Michel Faubert – Jérôme Minière: Histoires sorcières : Avocats du diable
Musique

Michel Faubert – Jérôme Minière: Histoires sorcières : Avocats du diable

L’art du conte se fait audacieux et brise les tabous. Il se métisse, chasse la pensée unique et poursuit la filiation entre passé et présent. À travers tout le Québec, son auditoire s’accroît. Le conte a rangé sa chaise et sa veste à carreaux depuis quelques années déjà, l’aviez-vous remarqué?

Voilà un duo inopiné!

L’un, chanteur des Charbonniers de l’enfer et conteur émérite, l’autre bidouilleur à ses heures et chantre de la nouvelle chanson francophone. Des indices laissaient pourtant entrevoir cette association. Tous deux travaillent sous la même enseigne. Et les histoires de Petit Cosmonaute, la dernière parution de Minière, tiennent souvent de la fable ou de la comptine, sans oublier Herri Kopter, rencontre urbaine avec un monde imaginaire.

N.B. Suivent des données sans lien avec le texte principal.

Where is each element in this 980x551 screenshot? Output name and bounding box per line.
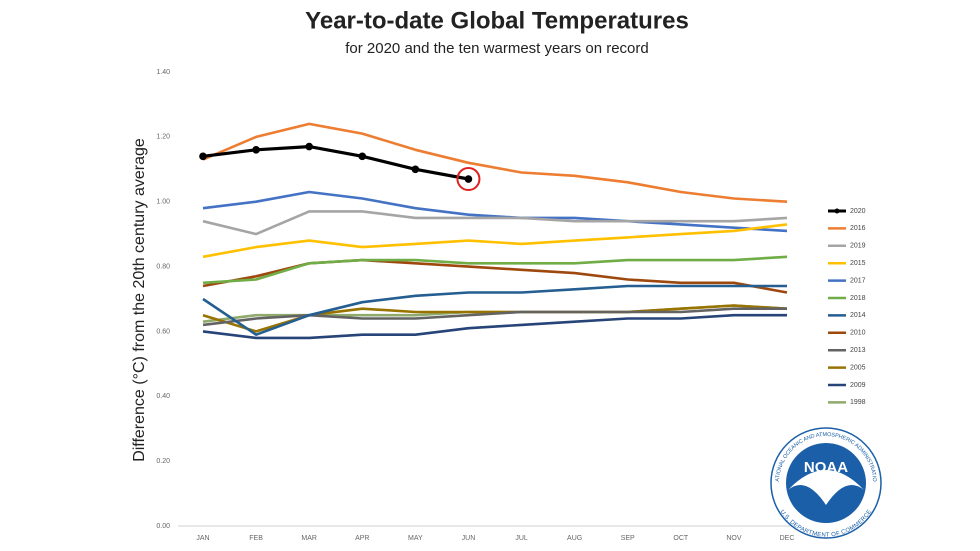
x-tick-label: MAY — [408, 535, 423, 542]
y-tick-label: 0.20 — [156, 458, 170, 465]
x-tick-label: MAR — [301, 535, 317, 542]
point — [252, 146, 260, 154]
point — [305, 142, 313, 151]
y-tick-label: 0.80 — [156, 263, 170, 270]
y-tick-label: 1.00 — [156, 199, 170, 206]
legend-label: 2010 — [850, 330, 866, 337]
legend-label: 2005 — [850, 364, 866, 371]
series-line — [202, 210, 788, 236]
x-tick-label: SEP — [621, 535, 635, 542]
series-line — [202, 284, 787, 336]
legend-label: 2016 — [850, 225, 866, 232]
x-tick-label: APR — [355, 535, 369, 542]
y-tick-label: 1.40 — [156, 69, 170, 76]
chart-title: Year-to-date Global Temperatures — [305, 7, 689, 34]
series-line — [202, 145, 469, 181]
y-tick-label: 0.60 — [156, 328, 170, 335]
x-tick-label: DEC — [780, 535, 795, 542]
legend-marker — [834, 208, 840, 214]
series-line — [202, 122, 788, 203]
point — [411, 165, 420, 174]
x-tick-label: JUN — [462, 535, 476, 542]
x-tick-label: JUL — [515, 535, 528, 542]
x-tick-label: AUG — [567, 535, 582, 542]
logo-bird — [788, 470, 864, 505]
legend-label: 2017 — [850, 277, 866, 284]
point — [199, 152, 207, 161]
y-tick-label: 1.20 — [156, 134, 170, 141]
legend-label: 1998 — [850, 399, 866, 406]
legend-label: 2020 — [850, 208, 866, 215]
legend-label: 2013 — [850, 347, 866, 354]
y-tick-label: 0.40 — [156, 393, 170, 400]
highlight-ring — [456, 167, 481, 192]
legend-label: 2015 — [850, 260, 866, 267]
y-axis-label: Difference (°C) from the 20th century av… — [131, 138, 148, 462]
x-tick-label: JAN — [196, 535, 209, 542]
x-tick-label: FEB — [249, 535, 263, 542]
series-line — [202, 190, 788, 233]
chart-subtitle: for 2020 and the ten warmest years on re… — [345, 40, 649, 57]
y-tick-label: 0.00 — [156, 523, 170, 530]
series-line — [202, 313, 787, 340]
point — [464, 175, 473, 183]
x-tick-label: NOV — [726, 535, 742, 542]
legend-label: 2009 — [850, 382, 866, 389]
point — [358, 152, 367, 161]
legend-label: 2018 — [850, 295, 866, 302]
series-line — [202, 307, 787, 327]
x-tick-label: OCT — [673, 535, 689, 542]
series-line — [202, 258, 788, 294]
series-line — [202, 255, 788, 285]
series-line — [202, 223, 788, 259]
logo-text: NOAA — [804, 459, 848, 476]
legend-label: 2014 — [850, 312, 866, 319]
legend-label: 2019 — [850, 243, 866, 250]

Faubert connaissait tout cela et l’appréciait aussi. En homme dévoué à son art, il sait insuffler les bonnes idées et faire jaillir le conte. À son invitation, l’année dernière, naissait une première rencontre aventureuse à Lyon: Michel Faubert et Jérôme Minière dans Histoires sorcières.

Cette première collaboration n’est cependant pas à l’origine d’Histoires sorcières. Faubert envisageait de reprendre les contes d’un incontournable auteur français, Claude Seignolle, et d’écrire quelques histoires dont il avait déjà les idées. Minière s’avoua ravi d’y participer. Ravissement partagé car nous redécouvrons Seignolle, celui qui "a donné naissance à une oeuvre unique dans les annales de la littérature fantastique", en plus de nouveaux contes de la plume des deux protagonistes et une efficace écriture mise en commun.

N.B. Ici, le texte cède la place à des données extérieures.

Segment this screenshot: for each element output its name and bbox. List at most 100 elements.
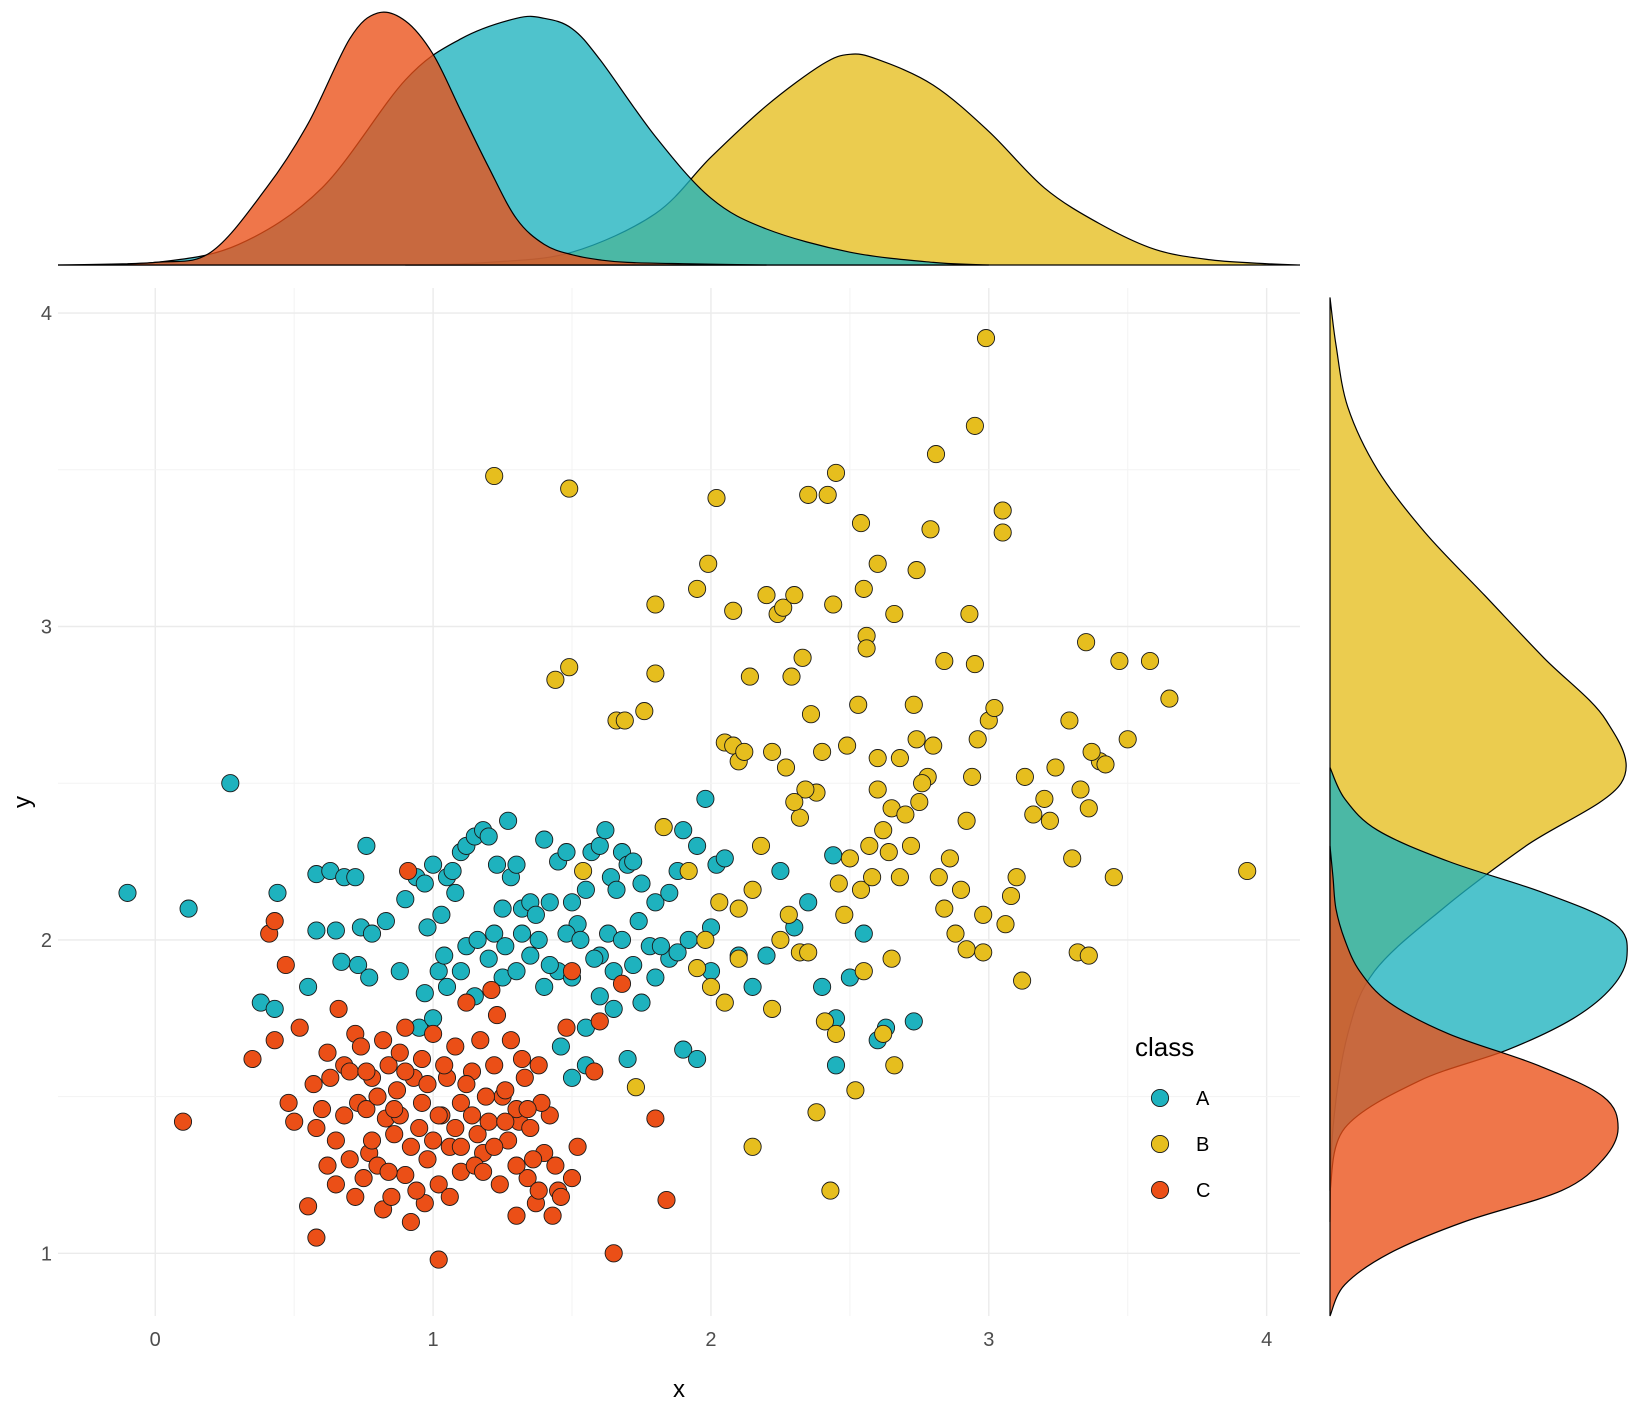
point-c [482, 980, 501, 1000]
point-c [521, 1118, 540, 1138]
point-c [487, 1006, 507, 1025]
point-c [374, 1200, 393, 1219]
point-b [779, 905, 798, 924]
point-c [524, 1150, 543, 1169]
point-a [688, 1049, 707, 1069]
point-a [571, 930, 590, 949]
point-a [562, 1068, 582, 1087]
point-a [118, 883, 137, 902]
point-c [385, 1100, 404, 1119]
point-c [476, 1087, 495, 1106]
point-a [362, 924, 382, 943]
point-b [696, 930, 715, 949]
point-b [1046, 758, 1065, 777]
point-c [410, 1118, 429, 1138]
point-b [863, 868, 882, 887]
point-a [624, 955, 643, 975]
point-c [374, 1031, 393, 1050]
point-a [479, 827, 498, 846]
point-c [424, 1024, 443, 1043]
x-tick-label: 4 [1261, 1329, 1272, 1351]
point-b [729, 899, 748, 918]
point-b [929, 868, 948, 887]
point-b [1079, 946, 1098, 965]
point-b [654, 818, 673, 837]
point-b [1140, 651, 1160, 671]
point-c [518, 1169, 537, 1188]
point-b [829, 874, 848, 893]
point-c [396, 1062, 415, 1081]
point-a [376, 912, 395, 931]
point-c [299, 1197, 318, 1216]
point-b [813, 742, 832, 761]
point-c [354, 1169, 373, 1188]
point-c [440, 1187, 459, 1206]
point-a [696, 789, 715, 808]
point-b [774, 598, 793, 617]
point-c [276, 955, 295, 975]
point-b [874, 821, 893, 840]
point-a [507, 962, 526, 981]
point-a [826, 1056, 846, 1075]
point-c [604, 1244, 623, 1263]
point-c [446, 1037, 465, 1056]
point-b [882, 949, 901, 968]
point-a [424, 1009, 443, 1028]
point-a [540, 893, 559, 912]
point-a [221, 774, 240, 793]
point-b [993, 501, 1012, 520]
point-b [1035, 789, 1054, 808]
point-b [635, 702, 654, 721]
x-tick-label: 0 [150, 1329, 161, 1351]
legend-key-b [1150, 1134, 1170, 1154]
point-a [346, 868, 365, 887]
point-a [660, 883, 679, 902]
point-b [854, 579, 873, 598]
point-c [357, 1100, 376, 1119]
point-c [382, 1187, 401, 1206]
point-c [285, 1112, 304, 1131]
point-a [562, 893, 582, 912]
point-a [607, 880, 626, 899]
point-a [557, 843, 576, 862]
point-c [451, 1137, 470, 1156]
point-b [963, 767, 982, 786]
point-b [560, 479, 579, 498]
point-b [974, 943, 993, 962]
point-c [173, 1112, 193, 1131]
point-b [885, 1056, 904, 1075]
point-c [471, 1031, 490, 1050]
point-b [926, 445, 946, 464]
x-tick-label: 2 [705, 1329, 716, 1351]
point-c [326, 1175, 345, 1194]
point-c [457, 993, 476, 1012]
point-b [996, 915, 1015, 934]
point-a [507, 855, 526, 874]
point-c [543, 1206, 562, 1225]
point-a [632, 993, 651, 1012]
point-b [679, 861, 698, 881]
point-a [512, 924, 532, 943]
point-c [646, 1109, 665, 1128]
point-a [493, 899, 512, 918]
point-c [326, 1131, 345, 1150]
legend-label-c: C [1196, 1180, 1210, 1202]
point-b [729, 949, 748, 968]
point-b [1007, 868, 1026, 887]
point-c [385, 1125, 404, 1144]
point-a [674, 821, 693, 840]
point-a [349, 955, 368, 975]
legend-label-a: A [1196, 1088, 1210, 1110]
point-a [332, 952, 351, 971]
point-b [851, 880, 871, 899]
point-c [321, 1068, 340, 1087]
legend-label-b: B [1196, 1134, 1209, 1156]
point-c [415, 1194, 434, 1213]
point-c [512, 1049, 532, 1069]
point-c [340, 1150, 359, 1169]
point-a [668, 943, 687, 962]
point-b [965, 416, 984, 435]
point-c [424, 1131, 443, 1150]
point-a [596, 821, 615, 840]
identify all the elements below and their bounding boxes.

Claude Seignolle est le pape des satanistes de Turin: "Cette anecdote, une parmi tant d’autres, confie Faubert, révèle bien le personnage. Alors que de véritables satanistes de Turin découvraient Les Évangiles du Diable de Seignolle, ceux-ci lui demandèrent de leur en faire la lecture. Bon joueur, il accepta et les satanistes lui conférèrent ce titre!" On retrouve quelques évangiles dans ces soirées: "Les comètes et les étoiles filantes sont des allumettes que le Diable lance après avoir allumé sa pipe!" En 30 années d’écriture, ce monument vivant de la littérature fantastique a sauvegardé tout un pan de la tradition orale française. Bien qu’il ait abandonné la plume depuis longtemps, il n’a jamais cessé de s’occuper de son oeuvre et, à l’occasion, de retoucher ses contes. Faubert entretient une relation privilégiée avec lui. "On s’appelle une fois par mois et on discute longtemps. À 85 ans, j’aimerais beaucoup être comme lui, d’une vitalité hors du commun. Il m’a beaucoup influencé!"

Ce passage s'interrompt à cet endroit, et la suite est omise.